Congressional Democrats have once again targeted the Environmental Protection Agency, claiming it ignored ethics requirements that are designed to ensure regulators overseeing industrial pollution and chemical safety aren’t doing favors for former employers and clients.

Democrats on the House Committee on Oversight and Reform maintained in a letter to the EPA that newly released documents show the EPA allowed senior officials to avoid or delay completing required ethics forms.

“In the absence of a functioning ethics program, EPA cannot reasonably assure that political appointees are making unbiased decisions when carrying out the governmental responsibilities entrusted to them by the American people,” said Representatives Carolyn Maloney and Harley Rouda. Maloney, a Democrat from New York, is the head of the panel, while California’s Rouda leads one of its subcommittees.

At issue are ethics and recusal requirements meant to ensure political appointees steer clear of conflicts of interest and don’t get deeply involved in issues they handled recently in private practice. Under a 2017 Trump administration ethics policy, appointees must recuse themselves from matters involving former employers and clients for two years. However, that requirement can be waived where the need for an appointee’s expertise is deemed to outweigh conflict-of-interest concerns.

The ethics pledges matter, the Democrats say, because they are designed “to build and sustain an ethical culture in the executive branch, including among political appointees who constitute top agency management.”
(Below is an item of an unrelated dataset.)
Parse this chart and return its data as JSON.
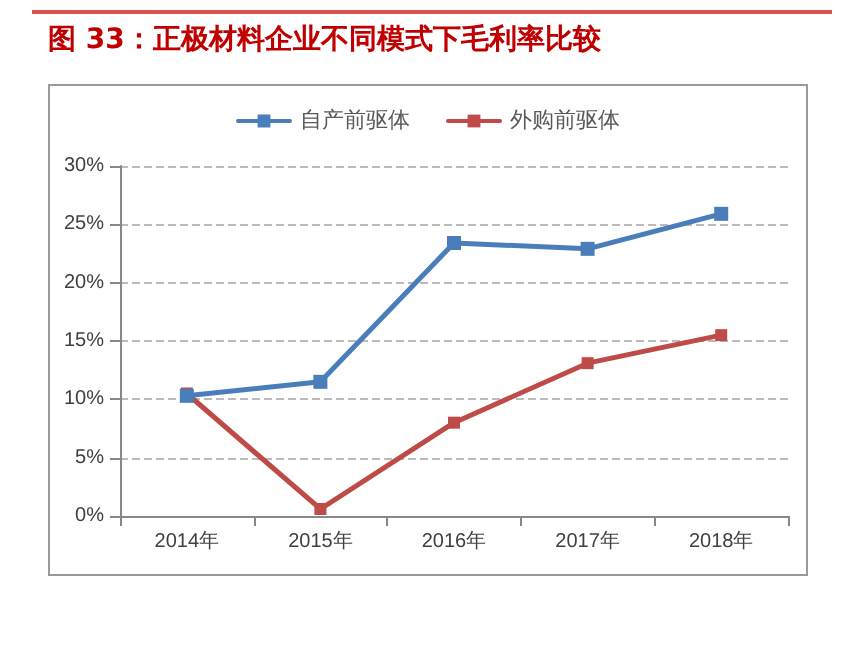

But the EPA moved slowly to finalize recusal and ethics commitments, according to the Democrats’ analysis. They found that it took 49 days on average for EPA political appointees to sign ethics pledges after they took office and an average of 151 days to finalize required recusal statements specifying how they would avoid previous issues, clients and employers.

The EPA’s former top air pollution regulator, Bill Wehrum, took more than 300 days to finalize his recusal statement, despite previous work on behalf of power utilities and energy companies, they found. In the meantime, Wehrum, the former assistant administrator for the Office of Air and Radiation, was able to work on topics such as auto emissions requirements that directly impacted the oil industry he once represented, the Democrats said.

The EPA rejected the congressional Democrats’ characterization.

“All EPA appointees and advisory board members take their ethics obligations seriously and endeavor to comply with ethics laws and guidelines, and the requirements under the Trump ethics pledge; to say otherwise is just flat out false,” the agency said in an emailed statement.

The oversight committee did not raise concerns with the matter while the EPA was providing information it requested, the agency said. “It is strange that the committee would wait months to raise this issue in the press and not during those discussions.”